The stage doesn’t have to be set

A new trend of entertainment is evolving… and not where you’d expect.

A recent BEAR night out started (and ended) as a bit of fun, but has since left us scratching our heads questioning the conventions we (as an audience) have become accustomed to. The landscape of the entertainment industry is changing. Changing into something more creative. And we love it!

Meeting point: Soho Square
Time: 7:00

“Ahhh you must be BEAR London. I’m Barry, this is my assistant Clive, and this is Clive’s assistant Colin, how do you do?”

Who were these chaps? They were tonight’s entertainment… firmly in character. As tonight we were on a tour of Soho. A tour like no other. A tour we wouldn’t forget for a while, not without some rather dodgy flashbacks!

After some brief introductions and a warm cup of mulled wine the tour was in full swing. We meandered through the busy streets of Soho where Barry and Clive generously shared personal anecdotes and facts about the area. “Soho!” – Henry VIII’s hunting cry for rabbits and the like!” and “Jazz will make you grow a terrible beard”. It was fair to say that some facts were more credible than others, but what didn’t vary was the quality of their delivery, which made for pure comedy gold. Also mixed into the performance was sharp, clever improv, which suggested no two shows were the same. What was great about the evening was that there was no barrier between the audience and the actors. The actors would learn your name and weave you into the show, keeping even the most laid-back punter on their toes. This fusion between information, performance, improv and comedy, created one of the most hilarious evenings we’ve had for a long time. They were true masters of their craft!

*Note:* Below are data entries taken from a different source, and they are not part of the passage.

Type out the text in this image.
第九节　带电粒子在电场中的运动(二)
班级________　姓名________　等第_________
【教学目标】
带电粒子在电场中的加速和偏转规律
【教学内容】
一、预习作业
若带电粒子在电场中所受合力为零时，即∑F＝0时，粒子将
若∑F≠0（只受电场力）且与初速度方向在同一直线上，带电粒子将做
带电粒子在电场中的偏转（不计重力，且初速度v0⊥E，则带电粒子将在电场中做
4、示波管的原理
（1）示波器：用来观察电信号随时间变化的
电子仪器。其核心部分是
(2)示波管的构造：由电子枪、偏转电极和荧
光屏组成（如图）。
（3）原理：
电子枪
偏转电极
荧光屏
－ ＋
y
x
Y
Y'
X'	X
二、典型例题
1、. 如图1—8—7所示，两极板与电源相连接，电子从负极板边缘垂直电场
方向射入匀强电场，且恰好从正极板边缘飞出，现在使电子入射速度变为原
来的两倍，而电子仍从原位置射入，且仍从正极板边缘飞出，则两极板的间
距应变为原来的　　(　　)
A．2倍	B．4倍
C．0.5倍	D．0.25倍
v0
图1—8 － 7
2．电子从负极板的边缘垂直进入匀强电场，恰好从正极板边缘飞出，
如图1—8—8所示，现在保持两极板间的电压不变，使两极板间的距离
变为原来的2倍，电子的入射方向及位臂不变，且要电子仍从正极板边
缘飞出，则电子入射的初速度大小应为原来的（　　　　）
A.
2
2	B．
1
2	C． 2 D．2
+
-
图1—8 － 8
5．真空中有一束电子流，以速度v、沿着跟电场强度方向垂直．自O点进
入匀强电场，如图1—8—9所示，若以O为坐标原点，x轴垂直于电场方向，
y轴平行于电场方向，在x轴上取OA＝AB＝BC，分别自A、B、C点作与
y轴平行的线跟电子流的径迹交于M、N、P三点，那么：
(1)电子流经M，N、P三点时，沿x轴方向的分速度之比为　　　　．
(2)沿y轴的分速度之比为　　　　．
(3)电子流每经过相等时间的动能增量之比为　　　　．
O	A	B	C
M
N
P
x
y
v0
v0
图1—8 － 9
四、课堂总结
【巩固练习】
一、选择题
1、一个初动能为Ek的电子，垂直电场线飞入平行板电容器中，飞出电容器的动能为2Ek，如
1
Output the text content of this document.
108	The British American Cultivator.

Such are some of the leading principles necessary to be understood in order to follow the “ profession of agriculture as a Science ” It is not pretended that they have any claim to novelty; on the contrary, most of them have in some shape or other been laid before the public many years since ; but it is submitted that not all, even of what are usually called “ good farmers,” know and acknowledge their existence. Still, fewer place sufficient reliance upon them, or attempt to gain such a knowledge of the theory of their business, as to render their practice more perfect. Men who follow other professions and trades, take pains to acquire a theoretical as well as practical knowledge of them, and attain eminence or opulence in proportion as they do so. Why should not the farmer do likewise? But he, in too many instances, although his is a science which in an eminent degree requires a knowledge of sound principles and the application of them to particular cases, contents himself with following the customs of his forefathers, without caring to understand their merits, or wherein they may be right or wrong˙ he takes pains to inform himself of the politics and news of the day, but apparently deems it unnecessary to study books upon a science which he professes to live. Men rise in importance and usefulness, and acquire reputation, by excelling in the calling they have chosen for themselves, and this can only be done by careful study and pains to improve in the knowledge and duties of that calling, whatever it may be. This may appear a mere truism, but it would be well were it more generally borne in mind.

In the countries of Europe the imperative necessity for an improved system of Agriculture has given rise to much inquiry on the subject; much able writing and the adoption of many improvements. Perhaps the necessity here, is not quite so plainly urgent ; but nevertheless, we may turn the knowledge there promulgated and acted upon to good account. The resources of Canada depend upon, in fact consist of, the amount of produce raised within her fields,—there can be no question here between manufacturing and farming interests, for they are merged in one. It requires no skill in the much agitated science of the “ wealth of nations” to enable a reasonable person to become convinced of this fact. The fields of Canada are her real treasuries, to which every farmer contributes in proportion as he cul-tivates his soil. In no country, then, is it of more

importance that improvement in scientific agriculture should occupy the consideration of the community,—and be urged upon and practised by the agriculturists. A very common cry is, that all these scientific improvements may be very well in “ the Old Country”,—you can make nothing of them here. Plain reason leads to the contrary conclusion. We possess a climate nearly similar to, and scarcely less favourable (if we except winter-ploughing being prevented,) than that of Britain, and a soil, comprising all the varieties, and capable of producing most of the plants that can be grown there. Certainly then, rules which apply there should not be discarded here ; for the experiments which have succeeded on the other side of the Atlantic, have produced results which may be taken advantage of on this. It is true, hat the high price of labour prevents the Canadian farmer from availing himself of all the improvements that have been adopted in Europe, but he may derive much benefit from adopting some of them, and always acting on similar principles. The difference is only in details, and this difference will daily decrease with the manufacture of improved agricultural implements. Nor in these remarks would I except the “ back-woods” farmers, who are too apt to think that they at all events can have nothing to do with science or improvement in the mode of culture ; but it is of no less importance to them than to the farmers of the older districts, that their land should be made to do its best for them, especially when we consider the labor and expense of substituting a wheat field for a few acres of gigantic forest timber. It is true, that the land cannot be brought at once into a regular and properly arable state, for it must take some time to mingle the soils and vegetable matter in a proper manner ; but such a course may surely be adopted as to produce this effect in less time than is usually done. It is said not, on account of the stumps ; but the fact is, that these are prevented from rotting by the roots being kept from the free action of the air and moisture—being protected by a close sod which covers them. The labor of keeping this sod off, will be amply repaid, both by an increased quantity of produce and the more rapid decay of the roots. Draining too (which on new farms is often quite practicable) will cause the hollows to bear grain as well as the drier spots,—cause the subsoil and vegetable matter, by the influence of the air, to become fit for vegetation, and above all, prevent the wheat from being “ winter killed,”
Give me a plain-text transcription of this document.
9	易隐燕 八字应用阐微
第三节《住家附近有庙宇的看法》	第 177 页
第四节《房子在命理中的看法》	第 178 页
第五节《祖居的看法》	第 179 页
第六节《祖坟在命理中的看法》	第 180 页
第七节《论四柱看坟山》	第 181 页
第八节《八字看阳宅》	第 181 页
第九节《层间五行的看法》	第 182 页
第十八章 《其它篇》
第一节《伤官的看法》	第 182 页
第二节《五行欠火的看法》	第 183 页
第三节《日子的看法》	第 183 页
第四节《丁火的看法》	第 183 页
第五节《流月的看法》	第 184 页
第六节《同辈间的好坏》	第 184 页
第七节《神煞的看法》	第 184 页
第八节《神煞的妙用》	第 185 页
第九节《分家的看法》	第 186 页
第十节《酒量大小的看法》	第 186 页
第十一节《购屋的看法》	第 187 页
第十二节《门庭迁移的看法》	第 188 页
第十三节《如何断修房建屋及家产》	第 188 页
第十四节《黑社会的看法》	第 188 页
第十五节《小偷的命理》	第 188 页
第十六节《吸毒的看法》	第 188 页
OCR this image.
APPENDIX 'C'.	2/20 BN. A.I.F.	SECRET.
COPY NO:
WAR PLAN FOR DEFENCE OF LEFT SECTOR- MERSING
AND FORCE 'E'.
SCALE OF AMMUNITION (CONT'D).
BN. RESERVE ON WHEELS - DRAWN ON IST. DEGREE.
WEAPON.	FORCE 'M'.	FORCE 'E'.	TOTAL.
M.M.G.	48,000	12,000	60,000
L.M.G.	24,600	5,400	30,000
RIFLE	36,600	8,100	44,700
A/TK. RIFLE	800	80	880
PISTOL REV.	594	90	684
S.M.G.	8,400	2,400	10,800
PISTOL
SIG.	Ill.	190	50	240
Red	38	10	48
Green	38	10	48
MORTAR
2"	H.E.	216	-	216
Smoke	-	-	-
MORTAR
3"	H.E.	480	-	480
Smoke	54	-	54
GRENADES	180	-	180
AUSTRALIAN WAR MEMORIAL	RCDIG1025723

group of colleagues outside pub at night

Traditionally we’re accustomed to live entertainment appearing on a stage. Here there was no stage, the show was entirely performed on the street (and technically the pub at the end). Not only are the actors out of their comfort zone, the audience were too. This blends into an entirely new experience. And if the content and performance levels are high, why does the venue have to be made of wood and set in front of a seated audience? Why can’t the venue be adaptable? Why can’t it work in even the most basic of locations, like a street corner? This new trend of immersive theatre is on the rise, and is creatively breaking down the barriers (or the fourth wall) between performers and audience.

Immersive entertainment is an interesting concept and is appearing more and more. Secret Cinema is currently setting the benchmark in this field. When we went, we were impressed with the huge production values but also the attention to detail. In the hours leading up to the film, the venue was scattered with actors performing their own cameo performances. All setting the scene for the main event. The benchmark of any good show is its ability for the audience to forget who they are for a night.

Creativity and entertainment have always been closely linked, but have they ever complemented each other as well as they do today? Barriers between the audience and the show are becoming blurred and conventions are being challenged. What can the design industry learn from this new trend? Let’s apply the same logic to branding and design communication: what is our stage?… A logo? An A4 advert? A website? Surely there is another way to communicate with our clients and their audience. Should we be taking our design out of the current conventions?… Why not? It could take us somewhere incredible. At the worst, it will take us somewhere memorable.